L'application de nouveaux matériaux thermoélectriques dans des domaines de pointe progresse rapidement, grâce à des avancées majeures en science des matériaux. Notamment, l'intégration synergique de la flexibilité et de la miniaturisation a affranchi les technologies de refroidissement thermoélectrique des contraintes des architectures rigides conventionnelles, ouvrant ainsi de nouvelles perspectives d'application dans de nombreux secteurs de haute technologie.
Peau électronique flexible et applications dans le domaine de la santé
L'émergence de matériaux thermoélectriques flexibles inorganiques, tels que les composites à base de tellurure de bismuth (Bi₂Te₃) et les chalcogénures d'argent, a permis de surmonter le compromis de longue date entre des performances thermoélectriques élevées et une déformabilité mécanique.
Réduction des points chauds à l'échelle micrométrique : les modules de refroidissement thermoélectriques ultra-minces à base de Bi₂Te₃ (modules Peltier) permettent une réduction de température supérieure à 10 °C sous un courant d'entrée minimal (par exemple, 84 mA), avec un temps de réponse thermique exceptionnellement rapide d'environ 25 µs. Ceci assure une gestion thermique précise et localisée pour les circuits intégrés haute densité de puissance, améliorant ainsi la fiabilité et la stabilité de fonctionnement des puces.

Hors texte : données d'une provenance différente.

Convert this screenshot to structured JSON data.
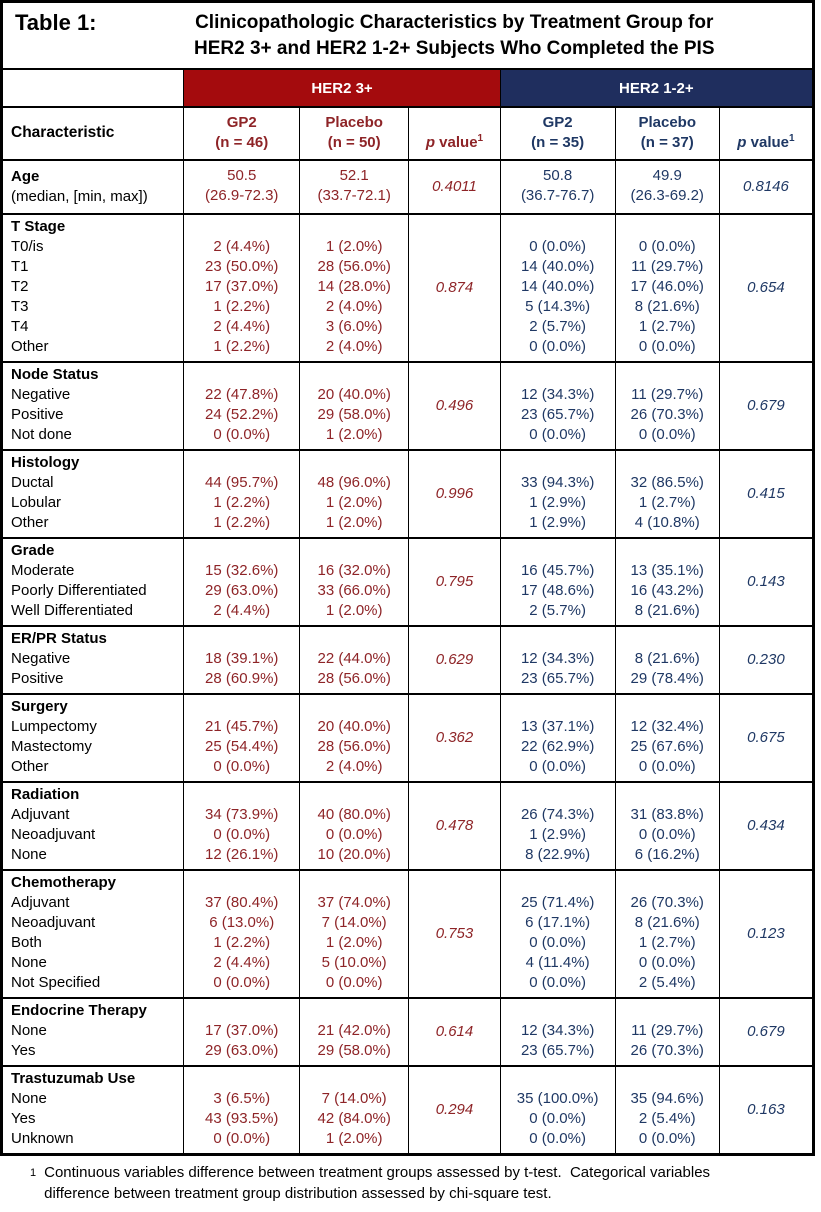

Dispositifs médicaux portables et implantables : grâce à leur adhésion conforme aux tissus biologiques, semblables à une peau électronique, les dispositifs thermoélectriques flexibles, les dispositifs Peltier (modules thermoélectriques), remplissent une double fonction : (i) la récupération de l’énergie thermique des gradients corps-ambiant pour alimenter des capteurs biomédicaux à très faible consommation (par exemple, des moniteurs de fréquence cardiaque en continu) ; et (ii) la possibilité d’une détection thermique de haute précision et spatialement résolue pour la détection précoce d’une inflammation localisée, l’évaluation des anomalies de perfusion sanguine périphérique et la régulation thermique active dans les dispositifs implantables de nouvelle génération, y compris les interfaces neuronales et les interfaces cerveau-ordinateur.
Environnements extrêmes et systèmes aérospatiaux
La maturation industrielle des semi-conducteurs à large bande interdite de troisième génération, en particulier le carbure de silicium (SiC) et le nitrure de gallium (GaN), étend progressivement l'enveloppe opérationnelle des dispositifs semi-conducteurs, des modules thermoélectriques, des modules TEC (modules Peltier) dans des conditions extrêmes.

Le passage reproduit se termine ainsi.